Connecticut’s congressional delegation subsequently asked the US Inspector General to investigate the DOI’s inaction. The congresspersons said they were under the belief that MGM Resorts was using its lobbying prowess to convince Zinke to make a “highly unusual” decision in not approving the amendments.
“MGM has a direct economic interest regarding Interior’s decision. However, MGM has no connection to the legal trust responsibility Interior has to the Mohegan and Mashantucket Pequot Tribes. As such, the company’s activities should have had no bearing on the question before the Department or on its decision,” the delegation wrote in May.
In Friday’s filing, Tahsuda says Zinke’s inaction in rejecting the amendments is effectively an approval.
“The Secretary took no action… Therefore, the amendment is considered to have been approved,” Tahsuda concluded.
MGM Resorts interjected itself in Connecticut’s plans to authorize a third casino by arguing that the state failed to hold a competitive bidding process. The casino operator said if lawmakers wished to expand gaming outside of Foxwoods and Mohegan Sun, it should have welcomed proposals not only from the two tribes, but also commercial companies.

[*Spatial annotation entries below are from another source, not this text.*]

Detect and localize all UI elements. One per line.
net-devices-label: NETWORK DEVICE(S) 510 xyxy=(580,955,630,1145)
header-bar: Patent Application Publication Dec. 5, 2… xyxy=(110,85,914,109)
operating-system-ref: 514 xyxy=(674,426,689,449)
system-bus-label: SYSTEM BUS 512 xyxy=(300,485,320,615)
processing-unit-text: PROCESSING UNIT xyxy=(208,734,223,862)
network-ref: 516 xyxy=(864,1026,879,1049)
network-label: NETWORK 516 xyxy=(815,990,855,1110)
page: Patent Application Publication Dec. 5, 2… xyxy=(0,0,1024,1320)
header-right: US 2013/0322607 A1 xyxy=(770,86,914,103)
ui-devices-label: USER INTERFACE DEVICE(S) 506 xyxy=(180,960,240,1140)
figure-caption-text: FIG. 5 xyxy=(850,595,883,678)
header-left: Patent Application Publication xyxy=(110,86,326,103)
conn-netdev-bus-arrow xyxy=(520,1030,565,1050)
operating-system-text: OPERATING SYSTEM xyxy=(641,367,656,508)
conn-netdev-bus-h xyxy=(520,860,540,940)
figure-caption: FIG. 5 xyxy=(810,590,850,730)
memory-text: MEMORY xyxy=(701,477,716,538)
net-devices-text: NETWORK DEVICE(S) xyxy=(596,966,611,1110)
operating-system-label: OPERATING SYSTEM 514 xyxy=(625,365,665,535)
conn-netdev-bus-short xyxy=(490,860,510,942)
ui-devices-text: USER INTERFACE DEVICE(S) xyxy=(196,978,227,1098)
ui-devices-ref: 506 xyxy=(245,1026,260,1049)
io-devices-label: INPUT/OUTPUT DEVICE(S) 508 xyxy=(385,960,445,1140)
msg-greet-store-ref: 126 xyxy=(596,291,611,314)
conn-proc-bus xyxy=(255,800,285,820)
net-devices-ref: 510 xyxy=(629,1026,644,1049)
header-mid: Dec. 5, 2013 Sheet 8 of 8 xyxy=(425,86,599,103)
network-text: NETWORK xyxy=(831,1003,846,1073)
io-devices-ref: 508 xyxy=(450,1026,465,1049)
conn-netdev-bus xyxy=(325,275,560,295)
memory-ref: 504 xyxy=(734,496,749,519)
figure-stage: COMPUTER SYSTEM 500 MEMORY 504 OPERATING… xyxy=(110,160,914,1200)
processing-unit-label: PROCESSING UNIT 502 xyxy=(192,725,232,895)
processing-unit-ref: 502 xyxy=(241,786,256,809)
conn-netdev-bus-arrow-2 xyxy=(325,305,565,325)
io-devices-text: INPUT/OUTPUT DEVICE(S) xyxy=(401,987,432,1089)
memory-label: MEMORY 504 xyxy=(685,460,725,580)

MGM introduced a $675 million blueprint to build an integrated casino resort in Bridgeport. The proposal won over some lawmakers in the state capital, and legislation was authored to revoke the East Windsor license.
Such measures failed during the 2018 legislative session. MGM says it remains committed to Bridgeport.
“Today’s Federal Register notice raises more questions than it answers,” MGM said in release. “The notice provides no supporting reasoning and contradicts not only the Interior Department’s prior ruling, but also the clear limits on off-reservation gaming imposed by federal law.
“After consulting with our attorneys, we can find no legal justification for the Interior Department’s unprecedented action,” MGM concluded.